Victor Papanek and George Seeger, Tin Can Radio, 1965. Illustrated in Design for the Real World, 1971. © University of Applied Arts Vienna, Victor J. Papanek Foundation. Photographie : UNESCO Papanek Foundation.
“In 1962 Victor Papanek and George Seegers designed a Radio Receiver for the Third World, as they called it. This invention, with a price tag of 9 (US) cents, lacked a signal selector (it was non-directional), which means that it could hypothetically receive all the planet’s radio transmissions at the same time. This unusual feature was justified by the scarcity of radio signals and relay stations in the realm of underdevelopment. As a source of energy, the receiver used a few grams of combusted paraffin, which could be replenished after it ran out with the ignition of paper or dry cow dung.
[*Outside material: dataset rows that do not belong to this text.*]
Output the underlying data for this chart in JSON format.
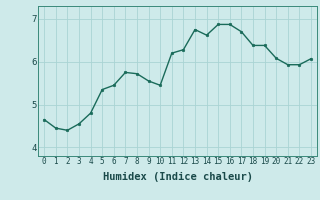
{
  "x": [
    0,
    1,
    2,
    3,
    4,
    5,
    6,
    7,
    8,
    9,
    10,
    11,
    12,
    13,
    14,
    15,
    16,
    17,
    18,
    19,
    20,
    21,
    22,
    23
  ],
  "y": [
    4.65,
    4.45,
    4.4,
    4.55,
    4.8,
    5.35,
    5.45,
    5.75,
    5.72,
    5.55,
    5.45,
    6.2,
    6.28,
    6.75,
    6.62,
    6.87,
    6.87,
    6.7,
    6.38,
    6.38,
    6.08,
    5.93,
    5.93,
    6.07
  ],
  "line_color": "#1a6b5a",
  "marker": "o",
  "marker_size": 1.8,
  "bg_color": "#ceeaea",
  "grid_color": "#aad4d4",
  "xlabel": "Humidex (Indice chaleur)",
  "xlabel_fontsize": 7.5,
  "ylim": [
    3.8,
    7.3
  ],
  "xlim": [
    -0.5,
    23.5
  ],
  "yticks": [
    4,
    5,
    6,
    7
  ],
  "xticks": [
    0,
    1,
    2,
    3,
    4,
    5,
    6,
    7,
    8,
    9,
    10,
    11,
    12,
    13,
    14,
    15,
    16,
    17,
    18,
    19,
    20,
    21,
    22,
    23
  ],
  "line_width": 1.0,
  "tick_fontsize": 5.5,
  "ytick_fontsize": 6.5
}
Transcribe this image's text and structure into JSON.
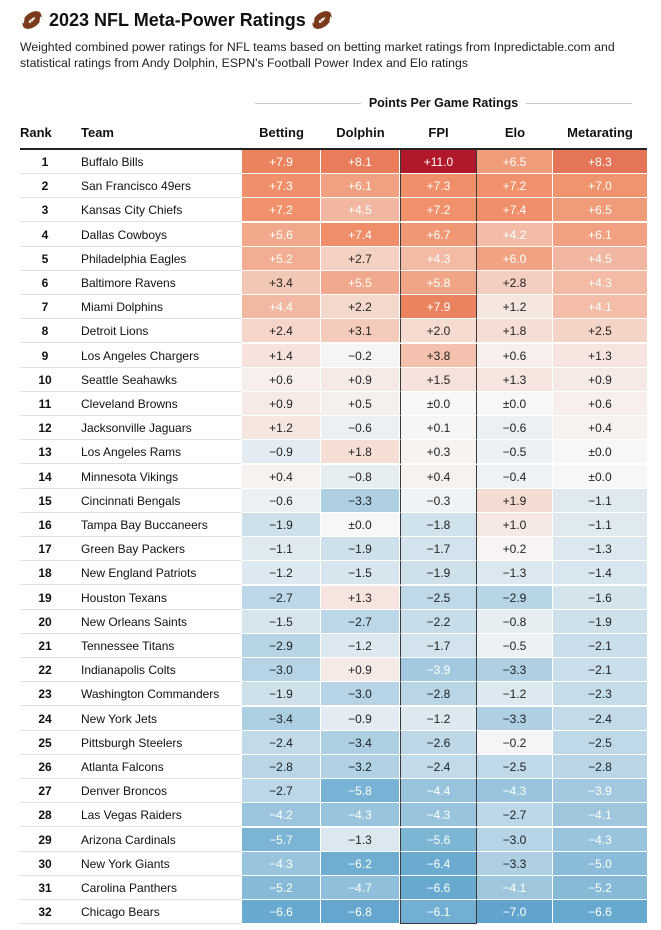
{
  "title": "2023 NFL Meta-Power Ratings",
  "subtitle": "Weighted combined power ratings for NFL teams based on betting market ratings from Inpredictable.com and statistical ratings from Andy Dolphin, ESPN's Football Power Index and Elo ratings",
  "icons": {
    "left": "football-icon",
    "right": "football-icon"
  },
  "group_header": "Points Per Game Ratings",
  "columns": {
    "rank": "Rank",
    "team": "Team",
    "betting": "Betting",
    "dolphin": "Dolphin",
    "fpi": "FPI",
    "elo": "Elo",
    "metarating": "Metarating"
  },
  "colors": {
    "strong_positive": "#b2182b",
    "positive": "#ef8a62",
    "neutral": "#f7f7f7",
    "negative": "#67a9cf",
    "strong_negative": "#2166ac"
  },
  "chart_data": {
    "type": "table",
    "value_columns": [
      "Betting",
      "Dolphin",
      "FPI",
      "Elo",
      "Metarating"
    ],
    "rows": [
      {
        "rank": "1",
        "team": "Buffalo Bills",
        "values": [
          "+7.9",
          "+8.1",
          "+11.0",
          "+6.5",
          "+8.3"
        ]
      },
      {
        "rank": "2",
        "team": "San Francisco 49ers",
        "values": [
          "+7.3",
          "+6.1",
          "+7.3",
          "+7.2",
          "+7.0"
        ]
      },
      {
        "rank": "3",
        "team": "Kansas City Chiefs",
        "values": [
          "+7.2",
          "+4.5",
          "+7.2",
          "+7.4",
          "+6.5"
        ]
      },
      {
        "rank": "4",
        "team": "Dallas Cowboys",
        "values": [
          "+5.6",
          "+7.4",
          "+6.7",
          "+4.2",
          "+6.1"
        ]
      },
      {
        "rank": "5",
        "team": "Philadelphia Eagles",
        "values": [
          "+5.2",
          "+2.7",
          "+4.3",
          "+6.0",
          "+4.5"
        ]
      },
      {
        "rank": "6",
        "team": "Baltimore Ravens",
        "values": [
          "+3.4",
          "+5.5",
          "+5.8",
          "+2.8",
          "+4.3"
        ]
      },
      {
        "rank": "7",
        "team": "Miami Dolphins",
        "values": [
          "+4.4",
          "+2.2",
          "+7.9",
          "+1.2",
          "+4.1"
        ]
      },
      {
        "rank": "8",
        "team": "Detroit Lions",
        "values": [
          "+2.4",
          "+3.1",
          "+2.0",
          "+1.8",
          "+2.5"
        ]
      },
      {
        "rank": "9",
        "team": "Los Angeles Chargers",
        "values": [
          "+1.4",
          "−0.2",
          "+3.8",
          "+0.6",
          "+1.3"
        ]
      },
      {
        "rank": "10",
        "team": "Seattle Seahawks",
        "values": [
          "+0.6",
          "+0.9",
          "+1.5",
          "+1.3",
          "+0.9"
        ]
      },
      {
        "rank": "11",
        "team": "Cleveland Browns",
        "values": [
          "+0.9",
          "+0.5",
          "±0.0",
          "±0.0",
          "+0.6"
        ]
      },
      {
        "rank": "12",
        "team": "Jacksonville Jaguars",
        "values": [
          "+1.2",
          "−0.6",
          "+0.1",
          "−0.6",
          "+0.4"
        ]
      },
      {
        "rank": "13",
        "team": "Los Angeles Rams",
        "values": [
          "−0.9",
          "+1.8",
          "+0.3",
          "−0.5",
          "±0.0"
        ]
      },
      {
        "rank": "14",
        "team": "Minnesota Vikings",
        "values": [
          "+0.4",
          "−0.8",
          "+0.4",
          "−0.4",
          "±0.0"
        ]
      },
      {
        "rank": "15",
        "team": "Cincinnati Bengals",
        "values": [
          "−0.6",
          "−3.3",
          "−0.3",
          "+1.9",
          "−1.1"
        ]
      },
      {
        "rank": "16",
        "team": "Tampa Bay Buccaneers",
        "values": [
          "−1.9",
          "±0.0",
          "−1.8",
          "+1.0",
          "−1.1"
        ]
      },
      {
        "rank": "17",
        "team": "Green Bay Packers",
        "values": [
          "−1.1",
          "−1.9",
          "−1.7",
          "+0.2",
          "−1.3"
        ]
      },
      {
        "rank": "18",
        "team": "New England Patriots",
        "values": [
          "−1.2",
          "−1.5",
          "−1.9",
          "−1.3",
          "−1.4"
        ]
      },
      {
        "rank": "19",
        "team": "Houston Texans",
        "values": [
          "−2.7",
          "+1.3",
          "−2.5",
          "−2.9",
          "−1.6"
        ]
      },
      {
        "rank": "20",
        "team": "New Orleans Saints",
        "values": [
          "−1.5",
          "−2.7",
          "−2.2",
          "−0.8",
          "−1.9"
        ]
      },
      {
        "rank": "21",
        "team": "Tennessee Titans",
        "values": [
          "−2.9",
          "−1.2",
          "−1.7",
          "−0.5",
          "−2.1"
        ]
      },
      {
        "rank": "22",
        "team": "Indianapolis Colts",
        "values": [
          "−3.0",
          "+0.9",
          "−3.9",
          "−3.3",
          "−2.1"
        ]
      },
      {
        "rank": "23",
        "team": "Washington Commanders",
        "values": [
          "−1.9",
          "−3.0",
          "−2.8",
          "−1.2",
          "−2.3"
        ]
      },
      {
        "rank": "24",
        "team": "New York Jets",
        "values": [
          "−3.4",
          "−0.9",
          "−1.2",
          "−3.3",
          "−2.4"
        ]
      },
      {
        "rank": "25",
        "team": "Pittsburgh Steelers",
        "values": [
          "−2.4",
          "−3.4",
          "−2.6",
          "−0.2",
          "−2.5"
        ]
      },
      {
        "rank": "26",
        "team": "Atlanta Falcons",
        "values": [
          "−2.8",
          "−3.2",
          "−2.4",
          "−2.5",
          "−2.8"
        ]
      },
      {
        "rank": "27",
        "team": "Denver Broncos",
        "values": [
          "−2.7",
          "−5.8",
          "−4.4",
          "−4.3",
          "−3.9"
        ]
      },
      {
        "rank": "28",
        "team": "Las Vegas Raiders",
        "values": [
          "−4.2",
          "−4.3",
          "−4.3",
          "−2.7",
          "−4.1"
        ]
      },
      {
        "rank": "29",
        "team": "Arizona Cardinals",
        "values": [
          "−5.7",
          "−1.3",
          "−5.6",
          "−3.0",
          "−4.3"
        ]
      },
      {
        "rank": "30",
        "team": "New York Giants",
        "values": [
          "−4.3",
          "−6.2",
          "−6.4",
          "−3.3",
          "−5.0"
        ]
      },
      {
        "rank": "31",
        "team": "Carolina Panthers",
        "values": [
          "−5.2",
          "−4.7",
          "−6.6",
          "−4.1",
          "−5.2"
        ]
      },
      {
        "rank": "32",
        "team": "Chicago Bears",
        "values": [
          "−6.6",
          "−6.8",
          "−6.1",
          "−7.0",
          "−6.6"
        ]
      }
    ]
  }
}
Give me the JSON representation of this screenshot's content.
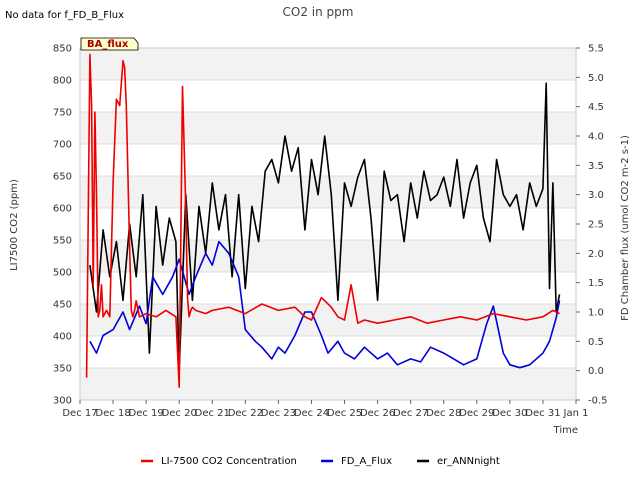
{
  "note": "No data for f_FD_B_Flux",
  "badge": "BA_flux",
  "chart_data": {
    "type": "line",
    "title": "CO2 in ppm",
    "xlabel": "Time",
    "ylabel": "LI7500 CO2 (ppm)",
    "y2label": "FD Chamber flux (umol CO2 m-2 s-1)",
    "ylim": [
      300,
      850
    ],
    "y2lim": [
      -0.5,
      5.5
    ],
    "xlim": [
      0,
      15
    ],
    "x_tick_labels": [
      "Dec 17",
      "Dec 18",
      "Dec 19",
      "Dec 20",
      "Dec 21",
      "Dec 22",
      "Dec 23",
      "Dec 24",
      "Dec 25",
      "Dec 26",
      "Dec 27",
      "Dec 28",
      "Dec 29",
      "Dec 30",
      "Dec 31",
      "Jan 1"
    ],
    "y_tick_labels": [
      "300",
      "350",
      "400",
      "450",
      "500",
      "550",
      "600",
      "650",
      "700",
      "750",
      "800",
      "850"
    ],
    "y2_tick_labels": [
      "-0.5",
      "0.0",
      "0.5",
      "1.0",
      "1.5",
      "2.0",
      "2.5",
      "3.0",
      "3.5",
      "4.0",
      "4.5",
      "5.0",
      "5.5"
    ],
    "grid": true,
    "legend_position": "bottom",
    "series": [
      {
        "name": "LI-7500 CO2 Concentration",
        "axis": "left",
        "color": "#ee0000",
        "x": [
          0.2,
          0.3,
          0.35,
          0.4,
          0.45,
          0.5,
          0.55,
          0.6,
          0.65,
          0.7,
          0.8,
          0.9,
          1.0,
          1.1,
          1.2,
          1.3,
          1.35,
          1.4,
          1.5,
          1.55,
          1.6,
          1.65,
          1.7,
          1.8,
          2.0,
          2.3,
          2.6,
          2.9,
          3.0,
          3.1,
          3.2,
          3.25,
          3.3,
          3.35,
          3.4,
          3.5,
          3.8,
          4.0,
          4.5,
          5.0,
          5.5,
          6.0,
          6.5,
          6.8,
          7.0,
          7.3,
          7.6,
          7.8,
          8.0,
          8.2,
          8.4,
          8.6,
          9.0,
          9.5,
          10.0,
          10.5,
          11.0,
          11.5,
          12.0,
          12.5,
          13.0,
          13.5,
          14.0,
          14.3,
          14.5
        ],
        "y": [
          335,
          840,
          760,
          480,
          750,
          620,
          430,
          440,
          480,
          430,
          440,
          430,
          640,
          770,
          760,
          830,
          820,
          760,
          540,
          440,
          430,
          440,
          455,
          430,
          435,
          430,
          440,
          430,
          320,
          790,
          600,
          460,
          430,
          440,
          445,
          440,
          435,
          440,
          445,
          435,
          450,
          440,
          445,
          430,
          425,
          460,
          445,
          430,
          425,
          480,
          420,
          425,
          420,
          425,
          430,
          420,
          425,
          430,
          425,
          435,
          430,
          425,
          430,
          440,
          435
        ]
      },
      {
        "name": "FD_A_Flux",
        "axis": "right",
        "color": "#0000dd",
        "x": [
          0.3,
          0.5,
          0.7,
          1.0,
          1.3,
          1.5,
          1.8,
          2.0,
          2.2,
          2.5,
          2.8,
          3.0,
          3.3,
          3.5,
          3.8,
          4.0,
          4.2,
          4.5,
          4.8,
          5.0,
          5.3,
          5.5,
          5.8,
          6.0,
          6.2,
          6.5,
          6.8,
          7.0,
          7.3,
          7.5,
          7.8,
          8.0,
          8.3,
          8.6,
          9.0,
          9.3,
          9.6,
          10.0,
          10.3,
          10.6,
          11.0,
          11.3,
          11.6,
          12.0,
          12.3,
          12.5,
          12.8,
          13.0,
          13.3,
          13.6,
          14.0,
          14.2,
          14.4,
          14.5
        ],
        "y": [
          0.5,
          0.3,
          0.6,
          0.7,
          1.0,
          0.7,
          1.1,
          0.8,
          1.6,
          1.3,
          1.6,
          1.9,
          1.3,
          1.6,
          2.0,
          1.8,
          2.2,
          2.0,
          1.6,
          0.7,
          0.5,
          0.4,
          0.2,
          0.4,
          0.3,
          0.6,
          1.0,
          1.0,
          0.6,
          0.3,
          0.5,
          0.3,
          0.2,
          0.4,
          0.2,
          0.3,
          0.1,
          0.2,
          0.15,
          0.4,
          0.3,
          0.2,
          0.1,
          0.2,
          0.8,
          1.1,
          0.3,
          0.1,
          0.05,
          0.1,
          0.3,
          0.5,
          0.9,
          1.2
        ]
      },
      {
        "name": "er_ANNnight",
        "axis": "right",
        "color": "#000000",
        "x": [
          0.3,
          0.5,
          0.7,
          0.9,
          1.1,
          1.3,
          1.5,
          1.7,
          1.9,
          2.1,
          2.3,
          2.5,
          2.7,
          2.9,
          3.0,
          3.2,
          3.4,
          3.6,
          3.8,
          4.0,
          4.2,
          4.4,
          4.6,
          4.8,
          5.0,
          5.2,
          5.4,
          5.6,
          5.8,
          6.0,
          6.2,
          6.4,
          6.6,
          6.8,
          7.0,
          7.2,
          7.4,
          7.6,
          7.8,
          8.0,
          8.2,
          8.4,
          8.6,
          8.8,
          9.0,
          9.2,
          9.4,
          9.6,
          9.8,
          10.0,
          10.2,
          10.4,
          10.6,
          10.8,
          11.0,
          11.2,
          11.4,
          11.6,
          11.8,
          12.0,
          12.2,
          12.4,
          12.6,
          12.8,
          13.0,
          13.2,
          13.4,
          13.6,
          13.8,
          14.0,
          14.1,
          14.2,
          14.3,
          14.4,
          14.5
        ],
        "y": [
          1.8,
          1.0,
          2.4,
          1.6,
          2.2,
          1.2,
          2.5,
          1.6,
          3.0,
          0.3,
          2.8,
          1.8,
          2.6,
          2.2,
          0.0,
          3.0,
          1.2,
          2.8,
          2.0,
          3.2,
          2.4,
          3.0,
          1.6,
          3.0,
          1.4,
          2.8,
          2.2,
          3.4,
          3.6,
          3.2,
          4.0,
          3.4,
          3.8,
          2.4,
          3.6,
          3.0,
          4.0,
          3.0,
          1.2,
          3.2,
          2.8,
          3.3,
          3.6,
          2.6,
          1.2,
          3.4,
          2.9,
          3.0,
          2.2,
          3.2,
          2.6,
          3.4,
          2.9,
          3.0,
          3.3,
          2.8,
          3.6,
          2.6,
          3.2,
          3.5,
          2.6,
          2.2,
          3.6,
          3.0,
          2.8,
          3.0,
          2.4,
          3.2,
          2.8,
          3.1,
          4.9,
          1.4,
          3.2,
          1.0,
          1.3
        ]
      }
    ]
  }
}
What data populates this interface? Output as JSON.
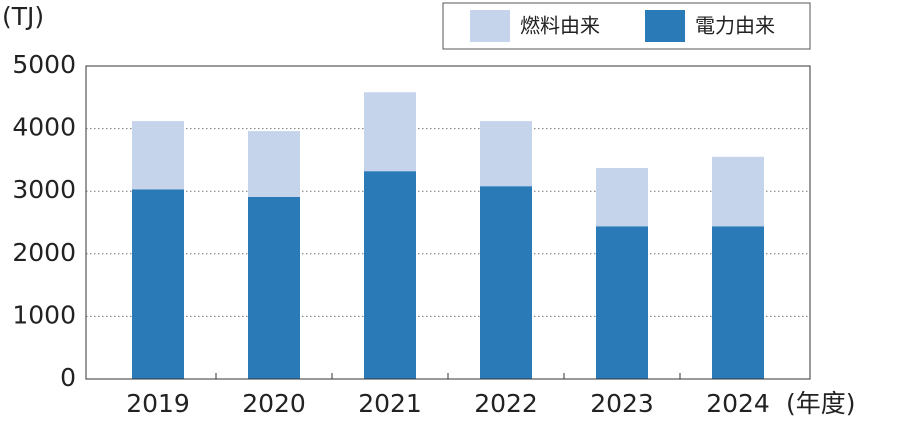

The artifact’s configuration, very different from the expected morphology of a radio, was a makeshift and provisional articulation of an empty juice can, stuffed paraffin, a fabric of copper wires as an antenna, a cheap earphone, a wire tied to a nail for grounding, and a tunnel diode. It is possible that only the irruption of noise in the artifact gave meaning to this unthinkable conjunction of materials, objects, and processes. One sentence, the opening notes of a bolero or even the labored breathing of a newscaster bore the responsibility of transforming the artifact into a radio. In semantic terms, the integrity of the Receiver for the Third World was as volatile as the signals that it received. As imprecise and prone to breaking up as the murky communications in the locations to which it was confined.
One can imagine millions of these radios—not painted gray—puffing smoke across Indonesia, Latin America, and the African grasslands. A tricontinental army of cows working together, linked their digestive systems to the already hybrid structure of the radio. Hundreds of thousands of Receivers for the Third World scattered across the shelves, tables, or corners of another hundred thousand houses, huts, and temporary settlements in colonial lands.”
—Son o no Son, directed by Ernesto Oroza, 2015.